On the eve of my arrival in Vietnam I wanted to make an assessment about facts from everyday life that have most struck me in China.
I think China is not a country where you feel immediately at ease. It took me a while to accept the language barrier. I had been warned many times but I did not think that it would be so difficult to arrive in a country where we do not speak any of the language and where English is hardly spoken. Anything one wants to do in China (ordering food, buying a bus or train ticket, asking for directions ... ) is hampered by the inability to communicate with words.
I remember the first night I went out to eat in Kunming city I was unable to order anything at a local restaurant, the waitress made absolutely no effort to at least try to understand me, I lost patience and frustrated I went to eat at McDonald's! I quickly realized that it was important to always travel with a pen, paper and a small dictionary. When I arrived a French I met in a hostel and who was ending his stay in China kindly gave me his dictionary. This precious object was incredibly useful!
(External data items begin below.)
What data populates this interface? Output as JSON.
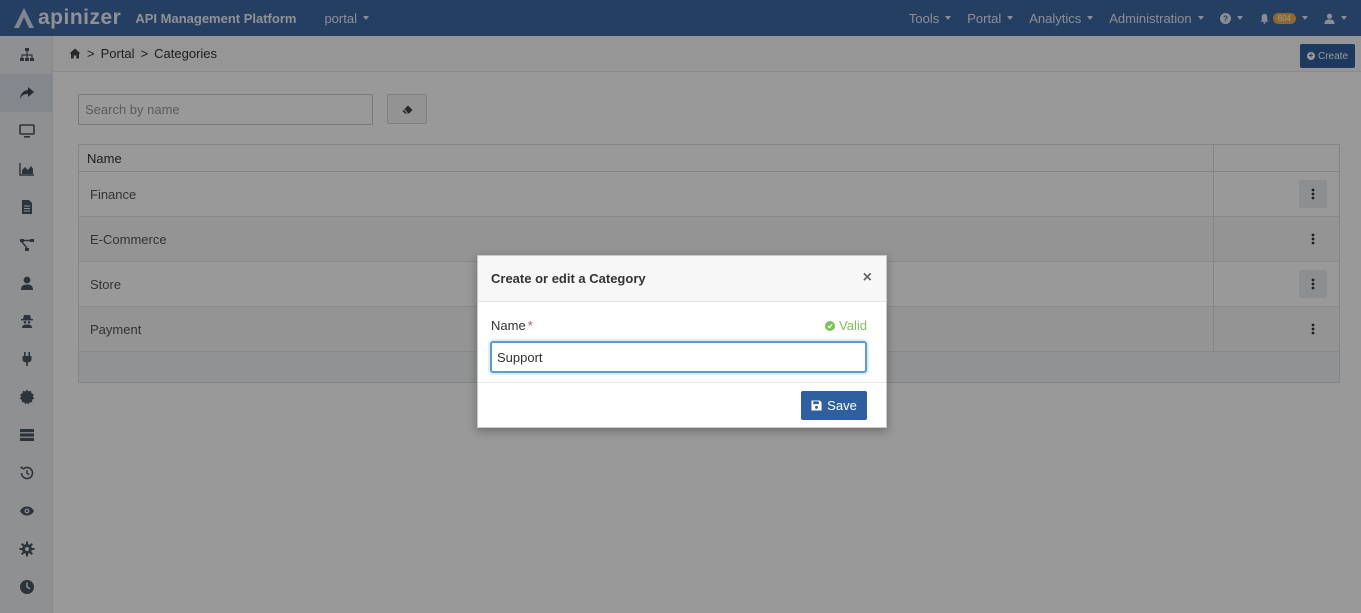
{
  "topbar": {
    "brand": "apinizer",
    "subtitle": "API Management Platform",
    "workspace": "portal",
    "menus": [
      "Tools",
      "Portal",
      "Analytics",
      "Administration"
    ],
    "notification_count": "604"
  },
  "sidebar": {
    "icons": [
      "sitemap-icon",
      "share-icon",
      "monitor-icon",
      "area-chart-icon",
      "document-icon",
      "topology-icon",
      "user-icon",
      "spy-icon",
      "plug-icon",
      "gear-badge-icon",
      "server-icon",
      "history-icon",
      "eye-icon",
      "cog-icon",
      "clock-icon"
    ],
    "active_index": 1
  },
  "breadcrumb": {
    "items": [
      "Portal",
      "Categories"
    ],
    "separator": ">"
  },
  "toolbar": {
    "create_label": "Create",
    "search_placeholder": "Search by name"
  },
  "table": {
    "header": "Name",
    "rows": [
      "Finance",
      "E-Commerce",
      "Store",
      "Payment"
    ]
  },
  "modal": {
    "title": "Create or edit a Category",
    "field_label": "Name",
    "required_mark": "*",
    "valid_text": "Valid",
    "input_value": "Support",
    "save_label": "Save"
  },
  "colors": {
    "navbar": "#3e6aa6",
    "primary_button": "#2f5f9e",
    "valid": "#7cc15a",
    "required": "#d9534f"
  }
}
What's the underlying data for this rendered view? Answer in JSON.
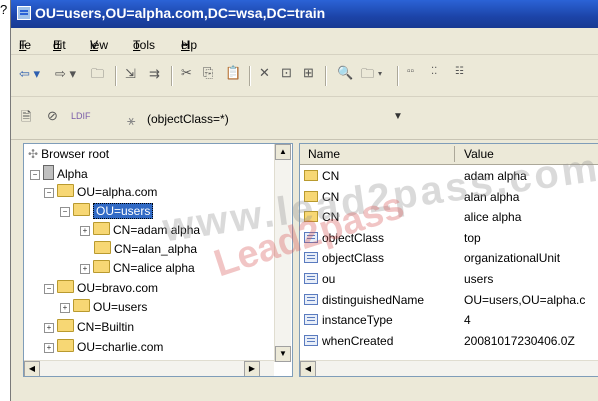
{
  "page": {
    "marker": "?"
  },
  "window": {
    "title": "OU=users,OU=alpha.com,DC=wsa,DC=train"
  },
  "menu": [
    {
      "label": "File",
      "key": "F",
      "rest": "ile"
    },
    {
      "label": "Edit",
      "key": "E",
      "rest": "dit"
    },
    {
      "label": "View",
      "key": "V",
      "rest": "iew"
    },
    {
      "label": "Tools",
      "key": "T",
      "rest": "ools"
    },
    {
      "label": "Help",
      "key": "H",
      "rest": "elp"
    }
  ],
  "toolbar": {
    "ldif_label": "LDIF"
  },
  "filter": {
    "text": "(objectClass=*)"
  },
  "tree": {
    "root": "Browser root",
    "server": "Alpha",
    "items": [
      "OU=alpha.com",
      "OU=users",
      "CN=adam alpha",
      "CN=alan_alpha",
      "CN=alice alpha",
      "OU=bravo.com",
      "OU=users",
      "CN=Builtin",
      "OU=charlie.com"
    ]
  },
  "properties": {
    "columns": {
      "name": "Name",
      "value": "Value"
    },
    "rows": [
      {
        "icon": "folder",
        "name": "CN",
        "value": "adam alpha"
      },
      {
        "icon": "folder",
        "name": "CN",
        "value": "alan alpha"
      },
      {
        "icon": "folder",
        "name": "CN",
        "value": "alice alpha"
      },
      {
        "icon": "attribute",
        "name": "objectClass",
        "value": "top"
      },
      {
        "icon": "attribute",
        "name": "objectClass",
        "value": "organizationalUnit"
      },
      {
        "icon": "attribute",
        "name": "ou",
        "value": "users"
      },
      {
        "icon": "attribute",
        "name": "distinguishedName",
        "value": "OU=users,OU=alpha.c"
      },
      {
        "icon": "attribute",
        "name": "instanceType",
        "value": "4"
      },
      {
        "icon": "attribute",
        "name": "whenCreated",
        "value": "20081017230406.0Z"
      }
    ]
  },
  "watermark": {
    "line1": "www.lead2pass.com",
    "line2": "Lead2pass"
  },
  "colors": {
    "title_bar": "#1c44a8",
    "selection": "#316ac5",
    "folder": "#f7d774"
  }
}
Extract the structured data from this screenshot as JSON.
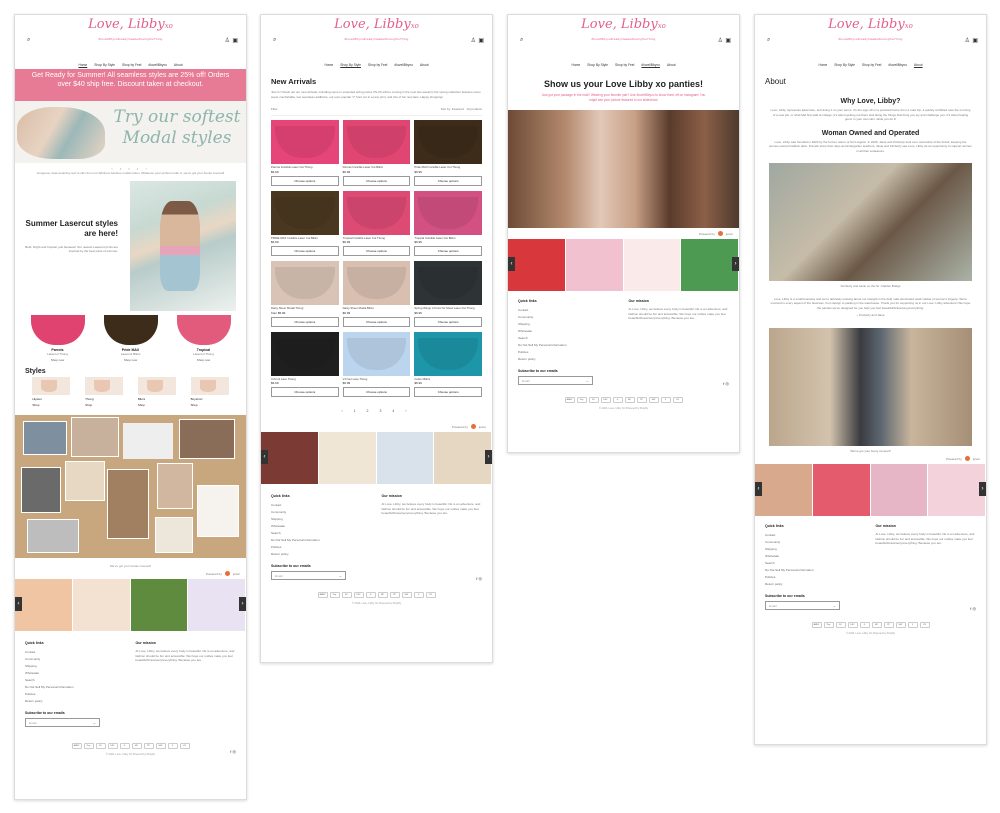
{
  "brand": {
    "name": "Love, Libby",
    "xo": "xo",
    "tagline": "#loveliBbyxo#readylitaabe#lovingtheThing",
    "accent": "#e35f8a",
    "promo_bg": "#e77a95"
  },
  "nav": {
    "home": "Home",
    "shop_by_style": "Shop By Style",
    "shop_by_feel": "Shop by Feel",
    "show": "#loveliBbyxo",
    "about": "About"
  },
  "home": {
    "promo": "Get Ready for Summer! All seamless styles are 25% off! Orders over $40 ship free. Discount taken at checkout.",
    "hero_line1": "Try our softest",
    "hero_line2": "Modal styles",
    "hero_caption": "Gorgeous, bear amazing next to skin from our fabulous bamboo modal cotton. Whatever your perfect undie is, we've got your bootie covered!",
    "summer_title": "Summer Lasercut styles are here!",
    "summer_desc": "Bold, bright and tropical, just because! Our newest Lasercut prints are inspired by the best parts of summer.",
    "products": [
      {
        "name": "Parrots",
        "sub": "Lasercut Thong",
        "btn": "Shop now",
        "color": "#e0436f"
      },
      {
        "name": "Pride MAX",
        "sub": "Lasercut Bikini",
        "btn": "Shop now",
        "color": "#7a5a2a"
      },
      {
        "name": "Tropical",
        "sub": "Lasercut Thong",
        "btn": "Shop now",
        "color": "#e25a7c"
      }
    ],
    "styles_title": "Styles",
    "styles": [
      {
        "name": "Hipster",
        "btn": "Shop"
      },
      {
        "name": "Thong",
        "btn": "Shop"
      },
      {
        "name": "Bikini",
        "btn": "Shop"
      },
      {
        "name": "Boyshort",
        "btn": "Shop"
      }
    ],
    "collage_caption": "We've got your bootie covered!"
  },
  "juicer": {
    "label": "Powered by",
    "name": "juicer"
  },
  "arrows": {
    "prev": "‹",
    "next": "›"
  },
  "footer": {
    "quick_links": "Quick links",
    "links": [
      "Contact",
      "Community",
      "Shipping",
      "Wholesale",
      "Search",
      "Do Not Sell My Personal Information",
      "Policies",
      "Return policy"
    ],
    "mission_title": "Our mission",
    "mission": "At Love, Libby, we believe every body is beautiful. life is an adventure, and fashion should be fun and accessible. We hope our undies make you feel beautiful/brave/sexy/everything. Because you are.",
    "subscribe": "Subscribe to our emails",
    "email_placeholder": "Email",
    "email_arrow": "→",
    "social": "f  ◎",
    "payments": [
      "AMEX",
      "Pay",
      "DC",
      "DSC",
      "G",
      "MC",
      "PP",
      "ShP",
      "V",
      "VS"
    ],
    "copyright": "© 2024, Love, Libby Xo Powered by Shopify"
  },
  "collection": {
    "title": "New Arrivals",
    "intro": "Just In! Check out our new arrivals, including some in extended sizing (sizes XS-3X will be coming in the next few weeks!) Our spring collection features some super comfortable, low seamless additions, our ever-popular 'V' front cut in a new print, and lots of fun new lace. Happy shopping!",
    "filter": "Filter",
    "sort": "Sort by:",
    "sort_value": "Featured",
    "count": "13 products",
    "choose": "Choose options",
    "items": [
      {
        "name": "Parrots Invisible Laser Cut Thong",
        "price": "$6.99",
        "color": "#e6457a"
      },
      {
        "name": "Parrots Invisible Laser Cut Bikini",
        "price": "$6.99",
        "color": "#e14673"
      },
      {
        "name": "Pride MAX Invisible Laser Cut Thong",
        "price": "$6.99",
        "color": "#3d2c1a"
      },
      {
        "name": "PRIDE MAX Invisible Laser Cut Bikini",
        "price": "$6.99",
        "color": "#4a3720"
      },
      {
        "name": "Tropical Invisible Laser Cut Thong",
        "price": "$6.99",
        "color": "#dd4a74"
      },
      {
        "name": "Tropical Invisible Laser Cut Bikini",
        "price": "$6.99",
        "color": "#d35083"
      },
      {
        "name": "Daisy Sheer Modal Thong",
        "price": "from $5.99",
        "color": "#d9c3b6"
      },
      {
        "name": "Daisy Sheer Modal Bikini",
        "price": "$6.99",
        "color": "#d8bfb0"
      },
      {
        "name": "Spring Wings V-Front No Show Laser Cut Thong",
        "price": "$6.99",
        "color": "#2e3436"
      },
      {
        "name": "V-Front Lace Thong",
        "price": "$6.99",
        "color": "#1f1f1f"
      },
      {
        "name": "V-Front Lace Thong",
        "price": "$6.99",
        "color": "#bcd5ee"
      },
      {
        "name": "Cotton Bikini",
        "price": "$6.99",
        "color": "#1c96a8"
      }
    ],
    "pages": "‹ 1 2 3 4 ›"
  },
  "show": {
    "title": "Show us your Love Libby xo panties!",
    "subtitle": "Just got your package in the mail? Wearing your favorite pair? Use #loveliBbyxo to show them off on Instagram! You might see your picture featured in our slideshow!"
  },
  "about": {
    "title": "About",
    "why": "Why Love, Libby?",
    "why_text": "Love, Libby represents adventure, and doing it on your terms. It's the sign-off on a postcard home from a road trip, a quickly scribbled note the morning of a new job, or what Mel first said at college. It's about getting out there and doing the things that bring you joy and challenge you. It's about feeling good, in your own skin, while you do it!",
    "women": "Woman Owned and Operated",
    "women_text": "Love, Libby was founded in 2020 by the former owner of Sol Lingerie. In 2020, Janie and Kimberly took over ownership of the brand, keeping the women-owned tradition alive. Friends since their days as kindergarten teachers, Janie and Kimberly see Love, Libby as an opportunity to support women in all their endeavors.",
    "photo1_caption": "Kimberly and Janie on the St. Charles Bridge",
    "thanks_text": "Love, Libby is a small business and we're definitely working about our sweight in the (fell) matt-dominated retail market of women's lingerie. We're involved in every aspect of the business, from design to packing in the warehouse. Thank you for supporting us in our Love, Libby adventure! We hope the panties we've designed for you help you feel beautiful/brave/sexy/everything.",
    "signoff": "~ Kimberly and Janie",
    "photo2_caption": "We've got your booty covered!"
  }
}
The Chinese have no sense of personal space, they do not know it and this is probably the thing that I had the most trouble to cope with and that infuriated me the most. They spit everywhere! This is probably the thing that surprises and disgusts most travellers arriving in China for the first time. They smoke everywhere, crammed into a car with babies inside or all stacked on top of each other in a train compartment, there is always someone who will light a cigarette and smoke out the space! They throw their rubbish everywhere. On the bus I am appalled every time I see someone throwing paper or an empty bottle on the floor or by the window ! On the road they "attack" each other with their horns and everyone forces his way to reach his goal! I discussed this particularly unpleasant characteristic with another traveler who thought that the lack of consideration for others in public space in China could partly be explained by the fact that most Chinese are only children.
Fortunately there are many positive aspects that have eventually reconciled me with this incredible country. The Chinese have a touching fascination for foreigners that I find very intriguing. Many times I felt scrutinized by the people as if I had just arrived from another planet. Then there are those who take the plunge and break the barrier to approach foreigners. Often they want to have their picture taken with foreigners.
Once I was leaving a restaurant and the waiter ran after me asking if we could take a picture together with his iphone! I think they also have a sort of pride to show themselves with us. Some Chinese with whom I spoke told me that it was the first time they were talking to a stranger. "Today is the first time I speak with a foreigner " told me a teenager who helped me to find my way. When I asked my way I noticed that there were generally two types of people: there were those who absolutely did not want to get in touch with me - the fear of not knowing how to answer me and have to face someone who speaks another language I suppose - and those who would have done anything to help me. Twice random people walked with me for more than half an hour to take me to my hostel !
Finally, Chinese people are incredibly generous. More than once strangers paid for my lunch or diner! A Chinese who stayed in the same hostel as me bought me the CD of a singer whose song was constantly playing in Lijiang, a young Chinese insisted that I take his water pipe, another one bought the tobacco that goes with it. On the train a young man I had just met took his bracelet off to put it around my wrist ! Do you think that there are many places in Europe where someone would run after you in the streets to give you the note that you have just dropped? It happened to me twice in China.
It is this human, generous and kind aspect of the Chinese that I will remember. Whenever I will hear this song from Lijiang or smoke the water pipe I mentally will return to those land and I will remember the kindness with which the Chinese welcomed me into their country at the end of 2013.